The clarification from the Romney campaign could complicate efforts by other Republicans to drive the tax-hike theme, but at the same time allows Romney to take on the court's decision directly.

Fehrnstrom said Monday the governor disagreed with the ruling of the court and agrees with the dissent written by Justice Antonin Scalia, “which clearly states the mandate was not a tax.”

On Sunday, White House Chief of Staff Jack Lew insisted the consequence was not a tax -- an apparent attempt to avoid an election-year, GOP bludgeoning about a tax increase.

However, Democratic and Republican leaders appeared to stumble on their position, or at least their wording.
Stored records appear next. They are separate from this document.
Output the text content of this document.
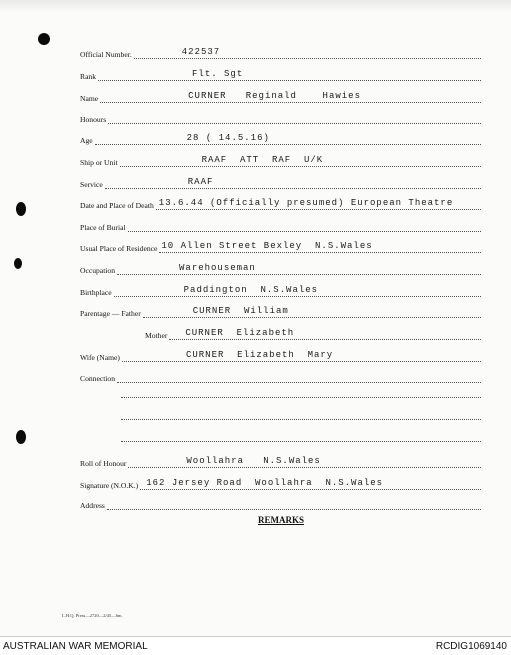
Official Number.	422537
Rank	Flt. Sgt
Name	CURNER   Reginald    Hawies
Honours
Age	28 ( 14.5.16)
Ship or Unit	RAAF  ATT  RAF  U/K
Service	RAAF
Date and Place of Death 13.6.44 (Officially presumed) European Theatre
Place of Burial
Usual Place of Residence 10 Allen Street Bexley  N.S.Wales
Occupation	Warehouseman
Birthplace	Paddington  N.S.Wales
Parentage — Father	CURNER  William
Mother CURNER  Elizabeth
Wife (Name)	CURNER  Elizabeth  Mary
Connection
Roll of Honour	Woollahra   N.S.Wales
Signature (N.O.K.) 162 Jersey Road  Woollahra  N.S.Wales
Address
REMARKS
L.H.Q. Press—2720—2/45—6m.
AUSTRALIAN WAR MEMORIAL	RCDIG1069140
“"It's a ta—. It’s a penalty for free riders," House Minority Leader Nancy Pelosi said on NBC’s “Meet the Press.”

GOP House Speaker John Boehner said on CBS’ “Face the Nation” that Americans are being required “to either provide health insurance or pay a fine.”

He immediately caught himself, saying “Well, I'm sorry, a tax. It's now a tax, since the court said it was a tax.”

Fehrnstrom and other Republicans argue the problem is largely that when Obama presented the plan to Congress he had to call the consequence a penalty because lawmakers would have balked at passing a tax increase. Then he sent lawyers before the high court to argue the consequence was a tax, and now the administration is calling it a penalty.